Patricio Diaz: Achamos que a série foi muito adiantada para a época, e essa exceção de não mencionar o nome, nem mostrar o rosto do assassino partiu do começo e foi uma decisão que a equipe abraçou. Muito porque os autores desses massacres procuram reconhecimento, nessas comunidades, nesses fóruns que estávamos comentando agora, e também porque achávamos que, editorialmente, era importante trazer pro debate outros elementos da história que contribuem mais para esclarecer os motivos, do que talvez fazer um perfil específico de um autor ou outro que, numa análise geral, acabam se parecendo e tendo similaridades, como diversos autores de diversos massacres. Como, por exemplo, estávamos falando dessas comunidades on-line dos Chans e dos sites de jogos e de toda essa vida que existe na internet e, numa análise superficial, parece que estamos falando de Facebook e Twitter, quando sabemos que, na verdade, as crianças e adolescentes não habitam esse mesmo mundo on-line que nós e que, sobretudo, esses adolescentes e crianças que estão inseridos nessas comunidades estão ainda mais distantes dessa internet que conhecemos. Por isso, o documentário foi muito feliz em trazer isso para a superfície. Desvendar esse mundo que achamos que entendemos, mas não sabemos como ele realmente é, onde está e como se apresenta. A realidade é que esses crimes nascem em outros lugares e pareceu mais importante trazer um detalhe ou outro sobre o criminoso.

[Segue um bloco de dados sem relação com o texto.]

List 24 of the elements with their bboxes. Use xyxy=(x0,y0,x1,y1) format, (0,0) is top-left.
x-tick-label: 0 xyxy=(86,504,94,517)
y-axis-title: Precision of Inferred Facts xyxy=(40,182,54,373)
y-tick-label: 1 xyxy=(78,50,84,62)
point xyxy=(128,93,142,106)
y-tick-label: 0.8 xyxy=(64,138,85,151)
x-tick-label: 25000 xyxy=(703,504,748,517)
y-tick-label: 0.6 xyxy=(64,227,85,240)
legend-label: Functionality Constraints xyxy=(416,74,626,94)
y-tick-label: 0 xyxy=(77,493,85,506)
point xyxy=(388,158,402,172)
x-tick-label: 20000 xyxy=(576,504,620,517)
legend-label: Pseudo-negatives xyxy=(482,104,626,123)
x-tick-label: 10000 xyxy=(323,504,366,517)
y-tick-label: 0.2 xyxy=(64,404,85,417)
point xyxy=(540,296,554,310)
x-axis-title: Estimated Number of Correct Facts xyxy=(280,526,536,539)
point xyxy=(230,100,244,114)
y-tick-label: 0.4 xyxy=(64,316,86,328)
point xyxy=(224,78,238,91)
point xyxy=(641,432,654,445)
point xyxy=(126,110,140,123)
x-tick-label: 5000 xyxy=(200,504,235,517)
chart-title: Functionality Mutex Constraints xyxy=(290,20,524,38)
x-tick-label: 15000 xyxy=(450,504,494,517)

Qual o retorno que vocês esperam do público e o que vocês acham que a série traz de novidade para o True Crime ou documentário nacional?
Bianca Lenti: Queremos que as pessoas entendam que esse é um fenômeno que não é “se” ele vai acontecer novamente, mas “quando” vai acontecer, pra que a gente entenda que essa é uma responsabilidade nossa enquanto sociedade. Quais cobranças temos que fazer nessas plataformas pra regulamentar esse tipo de conteúdo? Não são conteúdos proibidos para menores e são conteúdos criminosos, que estimulam, fazem apologia ao crime. Até quando vamos fechar os nossos olhos para essa nossa responsabilidade enquanto sociedade? Não devemos fiscalizar apenas o que nossos filhos estão consumindo nos seus quartos. Isso é uma responsabilidade nossa enquanto sociedade. E que masculinidade é essa que precisa ser perseguida? Essa masculinidade violenta e bárbara? Por que esses meninos são excluídos e acabam sendo escutados por aliciadores porque não estão sendo escutados em outros lugares? Por que a gente não debate mais sobre essa masculinidade que leva a tragédias como essa? É uma discussão que vai muito além do crime em si. É um alerta geral. A sociedade precisa se mobilizar e falar sobre isso.
Massacre na escola - A tragédia das meninas de Realengo estreia em 09 de julho na HBO Max e na HBO.